İzmir’i ekonomik olarak büyütmek ve bölgenin merkez kenti yapmak için çalıştıklarını kaydeden Başkan Kocaoğlu, “İzmir alan değil, veren; merkezi hükümeti destekleyen bir kent. Biz bu kenti, bölgeyi kalkındırmak için ‘kaldıraç kent’ yapmak için çalışıyoruz. İzmir’i dışarıdan izleyenler bu durumu görüyor. Merkezi Londra’da bulunan Belediye Başkanları Vakfı tarafından ‘Ayın Belediye Başkanı’ seçildim. İzmir’in büyümesi artık durdurulamaz hale geldi. Bu kadar yürüyen bir kentin yerel yönetimlerinin bu kadar sıkılması doğru değil. Demokratikleşme yerelden başlayacak ve sürdürülecektir” dedi.

Yumurta örneği
Başkan Kocaoğlu, sözlerini şöyle tamamladı:

“Küçük Menderes’in kurtarılması, artık bizim sorumluluğumuzdadır. Ama yumurta örneğini unutmamak lazım: Bir yumurtayı bir kişiye görev vererek taşıtırsanız, sağlam gider. İki kişiye verirseniz, kırılır. Üç kişiye verirseniz, yumurtayı bile bulunamaz. Bir işi, bir konunun sorumlusu kim olacaksa, A’dan Z’ye ona verirsin ve ona hesap sorarsın. Bir işten üç beş kişinin sorumlu olması demek, o iş yapılamayacak demektir; ortada istediğiniz şekilde top yuvarlayacak ve istediğinize uygulamayacak, istediğinize uygulamayacaksınız demektir. Yani demokrasi tam olarak oturmamış demektir.”
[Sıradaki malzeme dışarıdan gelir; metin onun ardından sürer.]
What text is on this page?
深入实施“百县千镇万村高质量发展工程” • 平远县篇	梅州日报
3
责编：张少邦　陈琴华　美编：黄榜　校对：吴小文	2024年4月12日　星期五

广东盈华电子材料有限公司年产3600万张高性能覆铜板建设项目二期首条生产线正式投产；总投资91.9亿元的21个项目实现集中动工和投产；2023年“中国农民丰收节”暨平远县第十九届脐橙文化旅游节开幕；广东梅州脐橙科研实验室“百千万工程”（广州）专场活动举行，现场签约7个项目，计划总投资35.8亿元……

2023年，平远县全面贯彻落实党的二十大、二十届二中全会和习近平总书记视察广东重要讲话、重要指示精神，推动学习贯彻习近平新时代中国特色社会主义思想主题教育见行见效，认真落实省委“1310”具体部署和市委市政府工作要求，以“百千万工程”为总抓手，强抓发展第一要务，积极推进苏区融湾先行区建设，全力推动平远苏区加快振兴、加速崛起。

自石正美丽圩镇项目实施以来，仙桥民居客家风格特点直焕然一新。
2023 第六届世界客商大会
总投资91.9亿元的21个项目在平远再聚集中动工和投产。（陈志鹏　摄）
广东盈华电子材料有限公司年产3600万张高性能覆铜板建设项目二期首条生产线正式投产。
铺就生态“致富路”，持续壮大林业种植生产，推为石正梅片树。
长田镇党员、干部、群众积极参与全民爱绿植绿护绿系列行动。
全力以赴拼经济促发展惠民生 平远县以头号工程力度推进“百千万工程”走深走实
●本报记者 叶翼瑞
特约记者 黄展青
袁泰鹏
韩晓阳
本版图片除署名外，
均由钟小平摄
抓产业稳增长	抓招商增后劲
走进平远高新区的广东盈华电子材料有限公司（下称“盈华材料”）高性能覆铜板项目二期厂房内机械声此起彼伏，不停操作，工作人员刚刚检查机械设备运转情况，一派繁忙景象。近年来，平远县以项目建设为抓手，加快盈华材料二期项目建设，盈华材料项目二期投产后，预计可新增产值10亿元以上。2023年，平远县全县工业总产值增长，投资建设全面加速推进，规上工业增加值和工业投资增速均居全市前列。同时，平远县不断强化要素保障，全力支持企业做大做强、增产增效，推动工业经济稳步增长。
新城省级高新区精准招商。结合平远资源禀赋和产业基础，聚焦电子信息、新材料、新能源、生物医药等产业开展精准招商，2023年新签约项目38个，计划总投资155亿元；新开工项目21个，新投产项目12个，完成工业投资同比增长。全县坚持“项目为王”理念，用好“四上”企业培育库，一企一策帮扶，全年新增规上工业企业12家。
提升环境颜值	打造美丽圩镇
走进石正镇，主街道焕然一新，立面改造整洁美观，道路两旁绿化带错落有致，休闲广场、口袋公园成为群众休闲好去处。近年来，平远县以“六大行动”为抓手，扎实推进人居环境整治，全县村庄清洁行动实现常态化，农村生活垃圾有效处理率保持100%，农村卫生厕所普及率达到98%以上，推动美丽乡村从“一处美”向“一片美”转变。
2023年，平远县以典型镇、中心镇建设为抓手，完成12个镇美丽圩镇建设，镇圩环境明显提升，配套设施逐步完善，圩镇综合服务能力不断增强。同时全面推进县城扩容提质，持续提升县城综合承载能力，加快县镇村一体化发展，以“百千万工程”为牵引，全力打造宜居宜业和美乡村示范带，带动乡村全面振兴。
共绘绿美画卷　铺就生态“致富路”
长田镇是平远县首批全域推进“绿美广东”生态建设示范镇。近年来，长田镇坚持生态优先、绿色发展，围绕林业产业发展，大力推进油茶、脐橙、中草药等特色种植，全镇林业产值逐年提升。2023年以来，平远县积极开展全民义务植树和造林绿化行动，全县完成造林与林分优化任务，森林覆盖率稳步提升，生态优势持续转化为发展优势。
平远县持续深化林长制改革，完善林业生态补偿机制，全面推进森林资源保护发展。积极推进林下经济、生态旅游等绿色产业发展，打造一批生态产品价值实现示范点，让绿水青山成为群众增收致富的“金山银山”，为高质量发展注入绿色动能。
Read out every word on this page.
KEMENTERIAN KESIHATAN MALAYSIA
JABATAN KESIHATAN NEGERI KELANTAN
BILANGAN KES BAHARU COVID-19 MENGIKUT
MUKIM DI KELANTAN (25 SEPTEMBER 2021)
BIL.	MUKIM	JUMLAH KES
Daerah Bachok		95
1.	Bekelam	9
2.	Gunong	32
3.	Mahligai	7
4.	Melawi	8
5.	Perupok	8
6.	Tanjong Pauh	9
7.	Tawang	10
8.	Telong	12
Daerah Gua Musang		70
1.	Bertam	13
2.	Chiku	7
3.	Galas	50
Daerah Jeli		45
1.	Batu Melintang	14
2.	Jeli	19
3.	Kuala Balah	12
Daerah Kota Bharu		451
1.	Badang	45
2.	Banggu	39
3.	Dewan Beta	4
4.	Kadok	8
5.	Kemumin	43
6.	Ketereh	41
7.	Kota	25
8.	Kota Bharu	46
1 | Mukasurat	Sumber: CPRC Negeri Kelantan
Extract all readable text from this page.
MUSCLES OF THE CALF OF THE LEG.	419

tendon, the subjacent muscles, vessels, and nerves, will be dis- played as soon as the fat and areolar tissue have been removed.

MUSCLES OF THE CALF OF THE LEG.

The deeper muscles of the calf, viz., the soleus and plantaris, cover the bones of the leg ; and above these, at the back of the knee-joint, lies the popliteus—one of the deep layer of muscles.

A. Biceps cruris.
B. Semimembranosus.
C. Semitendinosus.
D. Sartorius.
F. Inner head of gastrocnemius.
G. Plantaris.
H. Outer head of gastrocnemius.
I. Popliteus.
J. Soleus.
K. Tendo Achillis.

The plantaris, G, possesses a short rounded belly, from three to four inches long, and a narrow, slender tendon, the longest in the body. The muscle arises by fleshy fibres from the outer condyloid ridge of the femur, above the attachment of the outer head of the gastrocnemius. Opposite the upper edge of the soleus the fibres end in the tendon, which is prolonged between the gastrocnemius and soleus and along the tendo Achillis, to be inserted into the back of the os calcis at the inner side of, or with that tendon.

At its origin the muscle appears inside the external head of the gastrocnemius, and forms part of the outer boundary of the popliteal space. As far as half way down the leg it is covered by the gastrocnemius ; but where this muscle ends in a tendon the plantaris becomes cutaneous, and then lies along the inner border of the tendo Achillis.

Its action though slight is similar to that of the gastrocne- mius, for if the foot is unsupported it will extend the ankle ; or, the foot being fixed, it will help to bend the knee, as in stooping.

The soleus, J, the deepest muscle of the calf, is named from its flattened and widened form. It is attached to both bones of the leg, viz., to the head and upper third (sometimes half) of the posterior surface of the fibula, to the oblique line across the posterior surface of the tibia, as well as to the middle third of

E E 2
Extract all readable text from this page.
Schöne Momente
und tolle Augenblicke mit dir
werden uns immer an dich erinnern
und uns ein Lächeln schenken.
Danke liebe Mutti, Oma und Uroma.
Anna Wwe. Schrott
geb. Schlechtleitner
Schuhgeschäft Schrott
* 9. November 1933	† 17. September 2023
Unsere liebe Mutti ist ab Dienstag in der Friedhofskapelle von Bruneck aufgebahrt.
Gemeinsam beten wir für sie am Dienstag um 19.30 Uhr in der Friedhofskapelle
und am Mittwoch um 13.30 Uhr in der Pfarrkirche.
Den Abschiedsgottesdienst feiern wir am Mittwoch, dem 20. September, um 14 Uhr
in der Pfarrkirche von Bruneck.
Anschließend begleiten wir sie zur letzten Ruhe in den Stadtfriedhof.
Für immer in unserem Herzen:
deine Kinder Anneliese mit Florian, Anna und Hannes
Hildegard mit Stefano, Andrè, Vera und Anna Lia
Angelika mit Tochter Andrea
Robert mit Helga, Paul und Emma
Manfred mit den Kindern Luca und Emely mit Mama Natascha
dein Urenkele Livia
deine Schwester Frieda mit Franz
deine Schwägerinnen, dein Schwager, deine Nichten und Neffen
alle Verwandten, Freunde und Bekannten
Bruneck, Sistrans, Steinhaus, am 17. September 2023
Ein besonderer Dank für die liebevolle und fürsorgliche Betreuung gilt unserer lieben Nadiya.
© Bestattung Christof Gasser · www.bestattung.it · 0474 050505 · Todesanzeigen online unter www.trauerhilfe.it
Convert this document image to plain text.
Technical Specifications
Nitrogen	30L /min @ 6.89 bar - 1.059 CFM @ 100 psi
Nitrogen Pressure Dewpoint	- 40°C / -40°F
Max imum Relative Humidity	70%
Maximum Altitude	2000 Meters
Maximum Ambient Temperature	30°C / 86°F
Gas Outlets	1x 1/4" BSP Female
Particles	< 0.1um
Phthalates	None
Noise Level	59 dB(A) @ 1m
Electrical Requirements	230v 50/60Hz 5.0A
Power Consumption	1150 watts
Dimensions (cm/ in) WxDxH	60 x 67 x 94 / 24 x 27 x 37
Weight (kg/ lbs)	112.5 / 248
Expo’daki en büyük gücümüz

İzmir Valisi M. Cahit Kıraç, K.Menderes’le ilgili çalışmaların tamamlanması için İzmir Kalkınma Ajansı’nın görevlendirilebileceğini belirterek bu konudaki önerileri beklediklerini söyledi. Efes’in yanı sıra Bergama ve Birgi’nin de Dünya Kültür Mirası listesine girebilmesi için çaba harcadıklarını kaydeden Vali Kıraç, “İzmir’in Expo adaylığındaki en büyük güvencesi, bu tarihsel ve kültürel zenginliğimizdir” diye konuştu.

Unesco değil kendimiz için

Toplantıya evsahipliği yapan Selçuk Belediye Başkanı Vefa Ülgür, tarihi ilçede gerçekleştirdikleri koruma ve marka çalışmalarını özetledi. Efes’te yürütülen çalışmaların Unesco istediği için değil, ülkemiz ve bölgemiz için tamamlanması için gerektiğine dikkat çeken Ülgür, “Eğer Efes, Agora ve Muğla’da gerekli çalışmaları yaparsak, Türkiye’yi dünya kültür envanterinde İtalya’nın önüne geçiririz” dedi.

Tarihi Kentler Birliği Danışma Kurulu ve ÇEKÜL Vakfı Başkanı Prof.Dr. Metin Sözen ise,  Tarihi Kentler Birliği’nin her kentte bir bellek ve hafıza merkezi kurmanın önemini ortaya koyduğunu belirtti. Sözen, “Bu anlamdaki ilk merkez, İzmir Büyükşehir Belediyesi’nin Ahmet Piriştina Kent Arşivi ve Müzesi’dir. Onun arkasından Selçuk’ta oluşturulan kent müzesi aklımızı, hafızamızı tazeliyor. Bu toplantıda ortaya konan fikirler, İzmir ve yakın çevresinin önce Akdeniz potasında, sonra dünyada ortak bir akıl ve bellek merkezi olmasına imkan verecektir” dedi.